Il est vrai que sur le plateau, le chaos règne. Les actrices étrangères font la gueule, soit parce qu’elles en ont marre d’attendre des heures avant de tourner, soit parce qu’elles doivent porter des tenues trop légères. Les techniciens râlent parce qu’ils manquent d’instructions. Dans l’ombre, le chef op’ attend son heure pour reprendre le contrôle du film. Depuis le début, le courant ne passe pas avec la réalisatrice et ils sont en conflit ouvert. Alors, il y a de l’électricité dans l’air. Béatrice Dalle gueule sur cette équipe de branquignols qui chouine pour un rien, mais n’est pas fichue d’être en place pour les répétitions. Les producteurs, eux, crient sur leur réalisatrice, qu’ils supportent de moins en moins. Elle feint de les ignorer superbement. “Respectez-nous!”, lui intime un des Dupondt de la production. “Commencez par être respectables!” lui rétorque la Dalle, en roue libre.

Cette agitation met tout le monde à cran, à commencer par les assistantes. Celle qui s’occupe de Charlotte lui met la pression pour qu’elle aille au plus vite sur le plateau. De plus en plus de personnes s’agglutinent autour d’elle : la maquilleuse, les costumiers, les accessoiristes. un coiffeur qui passe son temps à lui choucrouter les cheveux avec ses sales pattes, sans oublier les fâcheux en tout genre, le jeune auteur essaie toujours de la convaincre de jouer dans son futur “chef d’oeuvre” et un journaliste amateur, entré là par on ne sait quel stratagème, qui fait le forcing pour l’interviewer. L’enfer!

L’espace devient étouffant, suffoquant. On a l’impression que l’image est prise d’assaut par des cohortes de personnages parasites, que la folie s’immisce par tous les interstices du récit, comme c’était le cas dans le chalet de Climax ou dans la fin de Mother d’Aronofsky. Alors forcément, tout cela ne peut que mal finir… Quand le tournage commence, l’image se met à clignoter, alternant les couleurs rouges, bleues et vertes, de plus en plus frénétiquement, jusqu’à effacer totalement les personnages pris dans ce bûcher visuel. Un son strident vient couvrir les hurlements de colère des uns et des autres, la voix du chef op’ illuminé, les suppliques de Charlotte Gainsbourg qui veut être détachée, sortir de ce cauchemar.
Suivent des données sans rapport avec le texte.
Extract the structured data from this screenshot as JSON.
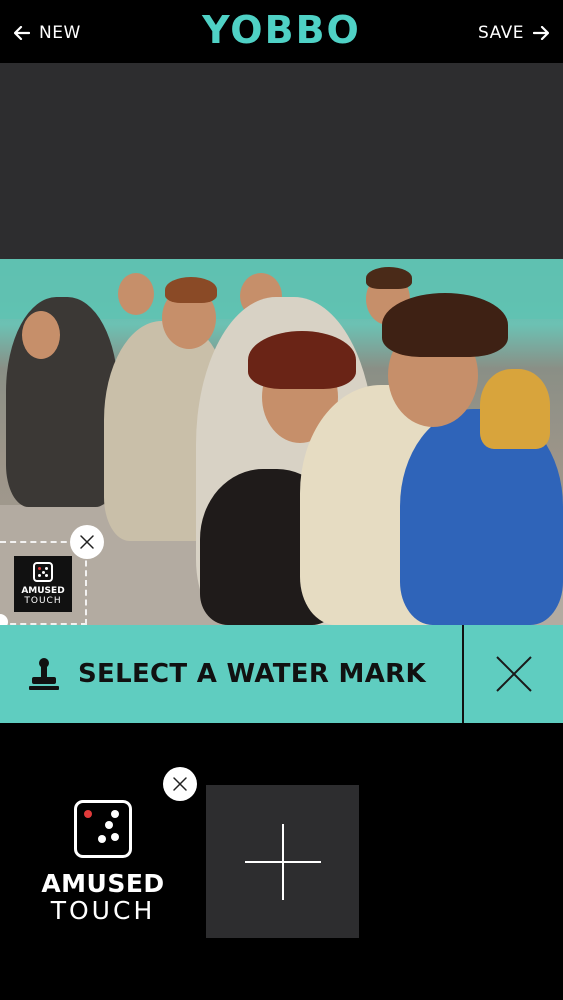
{
  "header": {
    "back_label": "NEW",
    "title": "YOBBO",
    "save_label": "SAVE"
  },
  "watermark_preview": {
    "logo_line1": "AMUSED",
    "logo_line2": "TOUCH"
  },
  "action_bar": {
    "select_label": "SELECT A WATER MARK"
  },
  "watermark_tray": {
    "items": [
      {
        "line1": "AMUSED",
        "line2": "TOUCH"
      }
    ]
  },
  "colors": {
    "accent": "#5fcdc0",
    "title": "#4fd1c5",
    "panel": "#2d2d2f",
    "background": "#000000"
  },
  "icons": [
    "arrow-left-icon",
    "arrow-right-icon",
    "stamp-icon",
    "close-icon",
    "plus-icon",
    "die-icon"
  ]
}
Si Béatrice Dalle perd le contrôle de son film, Gaspar Noé reprend totalement le contrôle du sien et entraîne le spectateur dans un véritable trip expérimental, entre souffrance physique et extase cérébrale, au bord de la crise d’épilepsie. Il nous convie à une sorte de séance d’hypnose collective menée à coups de rythmes binauraux, visuels et sonores, qui tente de convertir un public hérétique à une conception quasi-mystique et religieuse du septième art. L’expérience porte en effet les évangiles des grands cinéastes qui ont inspiré et ensorcelés Gaspar Noé : Carl Theodor Dreyer, Benjamin Christensen – réalisateur de l’inclassable Häxan – , Jean-Luc Godart, Luis Bunuel…
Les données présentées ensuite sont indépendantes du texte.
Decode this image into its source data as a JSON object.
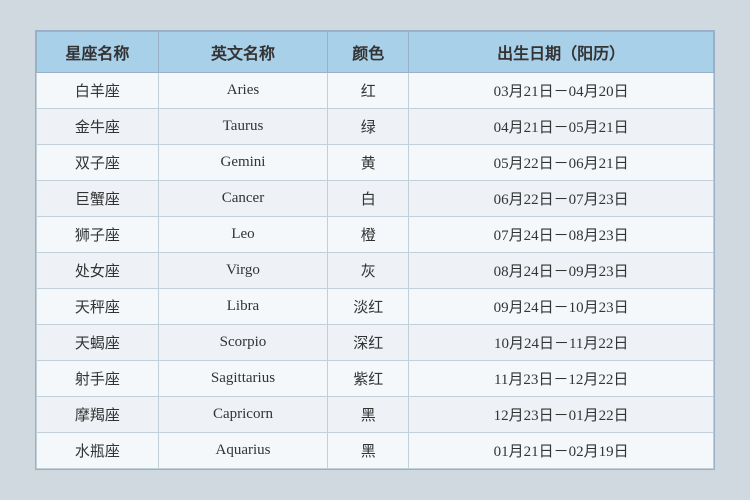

L’expérience est éprouvante. Elle nous laisse vidés, carbonisés, un peu déprimés à l’idée de voir le cinéma ainsi agoniser, victime de formats stéréotypés, de projets bancals aux mains de financiers plutôt que d’artistes. Mais on en sort aussi régénérés, purifiés par cette flamme qu’un auteur comme Noé est encore capable d’insuffler à ses films atypiques, surprenants et provocants. On aime ou on n’aime pas. On supporte ou non – surtout si on est sujet à l’épilepsie. Mais avec lui, on sait qu’on ne va pas voir un objet cinématographique banal et consensuel. C’est ce qui fait sa singularité et ce qui lui donne une place importante dans le cinéma français contemporain.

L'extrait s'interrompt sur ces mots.